How does compiler allocates memory to this struct?

Question

I was trying to use namespaces and structs & encountered an issue.

C++

#include<iostream>
using namespace std;

namespace One
{
    struct Data
    {
        int val;
        char character;
    };
}

namespace Two
{
    struct Data
    {
        int val;
        bool boolean;
    };
}

void functionOne(void)
{
    using namespace One;
    cout << "functionOne()" << endl;
    cout << "The size of struct Data : ";
    cout << sizeof(Data) << endl;
}

void functionTwo(void)
{
    using namespace Two;
    cout << "functionTwo()" << endl;
    cout << "The size of struct Data : ";
    cout << sizeof(Data) << endl;
}

int main()
{
    functionOne();
    functionTwo();    
} 

Output
functionOne()
The size of struct Data : 8
functionTwo()
The size of struct Data : 8

While when I change the code for 'namespace Two' to the following :

namespace Two
{
    struct Data
    {
        char val;
        bool boolean;
    };
}

Output :

functionOne()
The size of struct Data : 8
functionTwo()
The size of struct Data : 2

I am not able to figure out how the compiler allocates memory to the struct.

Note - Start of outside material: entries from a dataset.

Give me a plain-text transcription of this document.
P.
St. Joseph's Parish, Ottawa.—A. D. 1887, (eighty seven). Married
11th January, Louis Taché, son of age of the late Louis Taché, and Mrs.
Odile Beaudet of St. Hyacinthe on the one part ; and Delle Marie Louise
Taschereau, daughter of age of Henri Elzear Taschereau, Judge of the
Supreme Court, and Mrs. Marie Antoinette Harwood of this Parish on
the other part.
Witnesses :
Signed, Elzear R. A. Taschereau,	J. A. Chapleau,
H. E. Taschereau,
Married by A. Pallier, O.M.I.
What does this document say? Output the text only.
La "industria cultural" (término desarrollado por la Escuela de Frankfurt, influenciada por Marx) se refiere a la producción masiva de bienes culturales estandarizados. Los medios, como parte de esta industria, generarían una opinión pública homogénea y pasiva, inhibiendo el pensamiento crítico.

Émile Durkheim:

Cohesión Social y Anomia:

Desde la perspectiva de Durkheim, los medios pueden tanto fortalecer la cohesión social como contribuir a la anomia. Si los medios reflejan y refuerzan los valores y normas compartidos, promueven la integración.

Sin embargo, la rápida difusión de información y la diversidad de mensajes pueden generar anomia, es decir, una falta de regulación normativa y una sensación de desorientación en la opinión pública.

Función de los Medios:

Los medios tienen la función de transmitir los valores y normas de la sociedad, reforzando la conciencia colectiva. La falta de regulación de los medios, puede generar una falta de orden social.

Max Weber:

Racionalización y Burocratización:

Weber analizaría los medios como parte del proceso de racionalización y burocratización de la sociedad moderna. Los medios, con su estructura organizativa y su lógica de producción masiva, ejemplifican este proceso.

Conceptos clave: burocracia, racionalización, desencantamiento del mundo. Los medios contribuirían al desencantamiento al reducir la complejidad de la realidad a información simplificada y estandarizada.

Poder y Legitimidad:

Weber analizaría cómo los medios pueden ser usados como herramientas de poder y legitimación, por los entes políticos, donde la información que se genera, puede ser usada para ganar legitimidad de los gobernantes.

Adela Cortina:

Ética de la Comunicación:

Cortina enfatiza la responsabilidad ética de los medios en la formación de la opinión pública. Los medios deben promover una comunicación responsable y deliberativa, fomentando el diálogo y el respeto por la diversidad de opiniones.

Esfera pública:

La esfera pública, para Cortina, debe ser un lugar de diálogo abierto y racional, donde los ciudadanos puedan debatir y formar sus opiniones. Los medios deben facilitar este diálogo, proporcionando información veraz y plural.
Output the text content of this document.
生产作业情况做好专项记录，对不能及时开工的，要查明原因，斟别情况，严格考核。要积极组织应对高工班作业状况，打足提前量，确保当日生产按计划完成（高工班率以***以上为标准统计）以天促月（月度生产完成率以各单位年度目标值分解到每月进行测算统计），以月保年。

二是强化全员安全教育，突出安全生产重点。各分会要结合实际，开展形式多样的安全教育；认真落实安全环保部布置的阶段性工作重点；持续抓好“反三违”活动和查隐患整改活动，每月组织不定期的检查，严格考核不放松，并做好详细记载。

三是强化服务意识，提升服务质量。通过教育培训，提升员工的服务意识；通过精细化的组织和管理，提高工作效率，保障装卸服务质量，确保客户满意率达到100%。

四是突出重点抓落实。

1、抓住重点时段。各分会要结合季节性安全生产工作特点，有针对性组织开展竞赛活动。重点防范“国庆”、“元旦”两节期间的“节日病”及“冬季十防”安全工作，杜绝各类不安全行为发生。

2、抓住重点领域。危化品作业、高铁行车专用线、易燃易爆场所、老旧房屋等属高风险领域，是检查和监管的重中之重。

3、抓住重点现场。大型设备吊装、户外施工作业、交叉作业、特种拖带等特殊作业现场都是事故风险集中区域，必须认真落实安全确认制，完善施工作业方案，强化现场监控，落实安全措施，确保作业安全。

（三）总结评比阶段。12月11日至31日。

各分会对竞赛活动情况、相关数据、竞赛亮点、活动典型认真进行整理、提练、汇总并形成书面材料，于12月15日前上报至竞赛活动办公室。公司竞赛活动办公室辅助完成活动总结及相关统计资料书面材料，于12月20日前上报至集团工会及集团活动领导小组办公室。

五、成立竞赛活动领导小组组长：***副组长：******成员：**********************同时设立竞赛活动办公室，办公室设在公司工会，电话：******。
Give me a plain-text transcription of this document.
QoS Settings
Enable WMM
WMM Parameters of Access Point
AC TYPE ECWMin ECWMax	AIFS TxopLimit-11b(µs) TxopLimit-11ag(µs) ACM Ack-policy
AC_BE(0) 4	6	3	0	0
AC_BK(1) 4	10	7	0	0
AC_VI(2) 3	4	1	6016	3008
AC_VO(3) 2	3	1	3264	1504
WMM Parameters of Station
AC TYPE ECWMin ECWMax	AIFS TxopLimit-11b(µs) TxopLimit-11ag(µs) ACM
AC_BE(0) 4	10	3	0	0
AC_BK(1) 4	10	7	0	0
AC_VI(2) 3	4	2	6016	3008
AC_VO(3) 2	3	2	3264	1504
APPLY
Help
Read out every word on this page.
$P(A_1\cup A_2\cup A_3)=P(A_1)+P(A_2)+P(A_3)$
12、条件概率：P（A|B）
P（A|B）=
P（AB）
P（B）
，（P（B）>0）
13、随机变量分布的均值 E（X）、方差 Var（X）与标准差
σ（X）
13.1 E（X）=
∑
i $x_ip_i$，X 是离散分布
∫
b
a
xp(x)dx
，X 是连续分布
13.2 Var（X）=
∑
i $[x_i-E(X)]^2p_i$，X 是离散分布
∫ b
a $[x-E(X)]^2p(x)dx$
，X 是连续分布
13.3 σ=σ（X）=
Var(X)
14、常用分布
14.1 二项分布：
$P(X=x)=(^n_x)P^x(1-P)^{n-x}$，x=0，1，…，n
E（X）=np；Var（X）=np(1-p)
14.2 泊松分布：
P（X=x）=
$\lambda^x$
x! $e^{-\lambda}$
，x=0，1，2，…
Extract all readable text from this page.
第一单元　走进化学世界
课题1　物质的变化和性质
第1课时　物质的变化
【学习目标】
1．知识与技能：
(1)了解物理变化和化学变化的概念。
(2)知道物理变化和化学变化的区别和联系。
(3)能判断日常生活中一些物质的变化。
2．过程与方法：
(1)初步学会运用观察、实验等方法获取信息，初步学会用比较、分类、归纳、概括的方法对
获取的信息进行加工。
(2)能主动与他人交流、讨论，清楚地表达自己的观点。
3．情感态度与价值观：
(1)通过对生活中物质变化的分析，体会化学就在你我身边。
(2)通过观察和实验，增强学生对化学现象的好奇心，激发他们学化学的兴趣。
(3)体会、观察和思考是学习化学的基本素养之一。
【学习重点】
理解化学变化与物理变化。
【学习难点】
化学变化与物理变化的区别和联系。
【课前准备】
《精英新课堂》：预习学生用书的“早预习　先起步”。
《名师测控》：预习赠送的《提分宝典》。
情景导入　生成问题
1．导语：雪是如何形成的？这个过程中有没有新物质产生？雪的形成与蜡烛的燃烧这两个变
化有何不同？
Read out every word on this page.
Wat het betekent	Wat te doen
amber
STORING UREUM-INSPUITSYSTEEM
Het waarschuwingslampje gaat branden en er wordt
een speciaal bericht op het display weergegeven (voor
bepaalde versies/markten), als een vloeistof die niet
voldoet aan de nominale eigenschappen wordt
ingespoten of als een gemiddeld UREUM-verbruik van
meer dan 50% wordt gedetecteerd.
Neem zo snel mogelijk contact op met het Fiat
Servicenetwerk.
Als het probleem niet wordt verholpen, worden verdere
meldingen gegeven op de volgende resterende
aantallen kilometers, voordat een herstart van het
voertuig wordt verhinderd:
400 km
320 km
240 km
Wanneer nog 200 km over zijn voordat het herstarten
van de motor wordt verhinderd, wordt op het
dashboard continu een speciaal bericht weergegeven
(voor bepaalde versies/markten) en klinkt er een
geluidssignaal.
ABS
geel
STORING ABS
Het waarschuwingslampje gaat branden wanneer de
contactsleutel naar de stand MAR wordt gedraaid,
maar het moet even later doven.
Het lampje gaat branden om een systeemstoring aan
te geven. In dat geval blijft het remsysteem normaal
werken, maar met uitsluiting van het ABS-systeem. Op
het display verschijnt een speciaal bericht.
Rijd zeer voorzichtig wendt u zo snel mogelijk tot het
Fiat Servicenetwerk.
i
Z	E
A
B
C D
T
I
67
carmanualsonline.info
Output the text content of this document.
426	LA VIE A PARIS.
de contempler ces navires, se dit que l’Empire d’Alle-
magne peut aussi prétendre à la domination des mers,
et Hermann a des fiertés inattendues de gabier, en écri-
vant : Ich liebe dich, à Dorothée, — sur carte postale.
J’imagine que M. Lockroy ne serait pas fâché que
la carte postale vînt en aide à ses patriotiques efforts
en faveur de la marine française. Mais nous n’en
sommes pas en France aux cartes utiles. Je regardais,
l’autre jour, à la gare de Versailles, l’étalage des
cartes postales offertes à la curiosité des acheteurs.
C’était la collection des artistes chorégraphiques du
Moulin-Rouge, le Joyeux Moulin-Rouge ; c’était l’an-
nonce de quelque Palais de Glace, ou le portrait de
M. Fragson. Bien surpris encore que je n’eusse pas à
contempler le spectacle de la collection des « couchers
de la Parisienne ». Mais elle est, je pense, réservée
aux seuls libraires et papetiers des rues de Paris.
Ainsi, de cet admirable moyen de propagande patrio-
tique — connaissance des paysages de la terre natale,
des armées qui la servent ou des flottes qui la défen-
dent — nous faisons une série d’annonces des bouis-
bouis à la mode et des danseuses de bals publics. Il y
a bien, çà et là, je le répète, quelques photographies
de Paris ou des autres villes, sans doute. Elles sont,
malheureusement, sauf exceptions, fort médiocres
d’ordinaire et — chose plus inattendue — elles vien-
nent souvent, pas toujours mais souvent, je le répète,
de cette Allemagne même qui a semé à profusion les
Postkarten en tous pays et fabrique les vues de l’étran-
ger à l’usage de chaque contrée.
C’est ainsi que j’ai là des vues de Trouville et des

Thanks in advance.

Answer 1

The issue here most likely is due to alignment requirements. If I'm not mistaken, the struct is aligned based on the greatest alignment requirement of it's members. In the first version of your struct you have int; char;. It seems on your machine int are aligned at 4 bytes, and so the compiler pads the struct with an extra 3 bytes after the char. In the second version you only have bool; char;, which are both 1 byte in size and aligned to well 1 byte (on your machine) and so the compiler doesn't need to pad anything so the size goes back down to 2.

I specified "on your machine" because this can vary based on several factors.

Let's make a pretty graph!

// One::Data (version 1)
0              4              5                7
[int (size 4), char (size 1), padding (size 3)][...]
// Because of alignment restrictions on int, this needs a padding of 3 bytes

// Two::Data (version 1)
0              4              5                7
[int (size 4), bool (size 1), padding (size 3)][...]
// Because of alignment restrictions on int, this needs a padding of 3 bytes

// One::Data (version 2), no change

// Two::Data (version 2)
0               1             2
[char (size 1), bool (size 1)][...]
// No alignment restrictions, therefore no padding is required

Answer 2

The official answer as to how the compiler allocates memory is "however it wants to". There are a few restrictions, but not many. In this case, however, what you're seeing is quite logical: many types have (or may have) alignment restrictions, and must be placed at an address which is a multiple of some value. And these restrictions propagate up to any class which contains members of the type, since otherwise, you couldn't respect the alignment of the class member. Apparently, on your machine, bool has a size of 1 (and char must have a size of 1), and int has a size of 4, and also must be aligned on an address multiple of 4. So in One::Data and Two::Data, you have an int, followed by a char or a bool, followed by enough bytes of padding to make the total size of the structure a multiple of 4. (In principle, the char/bool and the padding can be mixed in any order, but in practice, every compiler I've seen puts the padding after any declarations.)

Since neither a bool nor a char have any alignment restrictions, there is no need for padding in a class which contains only one of each.

Note that this depends on both the machine and the compiler. On some machines (e.g. Sun Sparc or IBM mainframe), accessing a misaligned value will cause a hardware trap, and the compiler is almost required to align (and insert padding). On Intel, on the other hand, a misaligned access will work, but with a noticeable performance hit; compilers generally force the alignment here (and both the Windows and Linux binary API's require it), but a compiler could conceivably ignore it, and some very early Intel compilers did, back when memory was much tighter than it is now. (It's actually an interesting question as to which gives the most performance on a modern machine. If you have a large array with one of your structures, the extra memory accesses due to misalignment will probably be resolved from the cache, or even from the memory read pipeline, at little extra cost, whereas the smaller size of the object could lead to less cache misses, and thus better performance. But I've done no measures, so I'm just guessing.)

Another point to note is that the standard requires that class members be allocated in order. Technically, only if there's no access specifier between them, but in practice, all compilers always allocate them in order. So if you have a class like:

struct T
{
    double d1;
    char c1;
    double d2;
    char c2;
};

it will (typically) have a size of 32, where as:

struct T
{
    double d1;
    double d2;
    char c1;
    char c2;
};

will only have a size of 24. Back in the days when memory was tight, we regularly paid attention to such things, but now that locality is sometimes an issue, maybe it would pay to do so again: declaring variables in the order of their sizes, with the biggest ones first.